As a child, I recall being fascinated by the natural world around me and constantly wondering at the complexity of living things. Science became a passion at school and it seemed to be a natural transition for me to follow a research career.
What attracted you to this area of medical research?
I wanted to apply my knowledge of ion channel biology to an important clinical problem. Ion channels are proteins in cell membranes that are increasingly being thought of as sensors detecting local changes. My early postdoctoral research in Cambridge highlighted their importance in uterine function — we now have a research programme geared towards unravelling the role of ion channels in relation to preterm delivery.
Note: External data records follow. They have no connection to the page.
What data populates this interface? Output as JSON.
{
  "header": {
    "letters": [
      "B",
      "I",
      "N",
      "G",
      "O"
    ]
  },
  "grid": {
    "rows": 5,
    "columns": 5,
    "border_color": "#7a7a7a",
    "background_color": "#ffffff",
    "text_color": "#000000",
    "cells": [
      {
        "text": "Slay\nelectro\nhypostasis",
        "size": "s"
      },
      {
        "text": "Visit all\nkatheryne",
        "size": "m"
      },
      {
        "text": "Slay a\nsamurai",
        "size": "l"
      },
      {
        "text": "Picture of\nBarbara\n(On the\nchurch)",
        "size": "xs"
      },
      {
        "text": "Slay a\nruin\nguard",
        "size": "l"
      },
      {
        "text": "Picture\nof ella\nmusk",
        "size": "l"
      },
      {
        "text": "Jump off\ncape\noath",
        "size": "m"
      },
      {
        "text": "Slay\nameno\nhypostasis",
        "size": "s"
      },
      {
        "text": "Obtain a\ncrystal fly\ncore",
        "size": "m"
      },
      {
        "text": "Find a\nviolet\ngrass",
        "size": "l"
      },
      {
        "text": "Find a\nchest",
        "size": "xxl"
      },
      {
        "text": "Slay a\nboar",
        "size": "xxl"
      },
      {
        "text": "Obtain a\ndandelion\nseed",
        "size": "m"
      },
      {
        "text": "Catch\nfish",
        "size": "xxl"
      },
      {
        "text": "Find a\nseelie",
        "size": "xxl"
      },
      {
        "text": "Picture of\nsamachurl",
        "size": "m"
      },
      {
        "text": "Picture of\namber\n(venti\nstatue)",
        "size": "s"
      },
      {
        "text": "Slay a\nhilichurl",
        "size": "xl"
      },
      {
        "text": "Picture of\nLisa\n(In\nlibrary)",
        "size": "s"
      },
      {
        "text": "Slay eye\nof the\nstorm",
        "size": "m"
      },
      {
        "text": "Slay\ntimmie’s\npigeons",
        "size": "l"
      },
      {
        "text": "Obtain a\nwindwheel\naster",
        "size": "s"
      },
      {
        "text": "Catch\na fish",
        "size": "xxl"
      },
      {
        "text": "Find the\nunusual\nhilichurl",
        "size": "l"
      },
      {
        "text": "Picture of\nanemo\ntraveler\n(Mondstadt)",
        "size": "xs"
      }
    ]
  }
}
Sadly, there are still no effective treatments for preventing preterm labour, which highlights the importance of carrying out basic research in this area.
Have you ever worked outside this field?
For my PhD, I worked on neuromuscular connections in the cockroach in order to understand the basic mechanisms of insect development!
What do you do in your free time?
Most of my weekends are spent with my family, dashing between football matches, swimming lessons, parties and visiting relatives. I also try to catch up with the gardening. I enjoy leisurely walks in the countryside too, particularly in Snowdonia National Park — it’s one of my favourite places for relaxation.
What was the last book you read?
‘Maps for Lost Lovers’ by Nadeem Aslam. A beautifully written novel about an Asian family settled in the UK. The book openly explores many topical issues through strong characters. I found it hard to put down.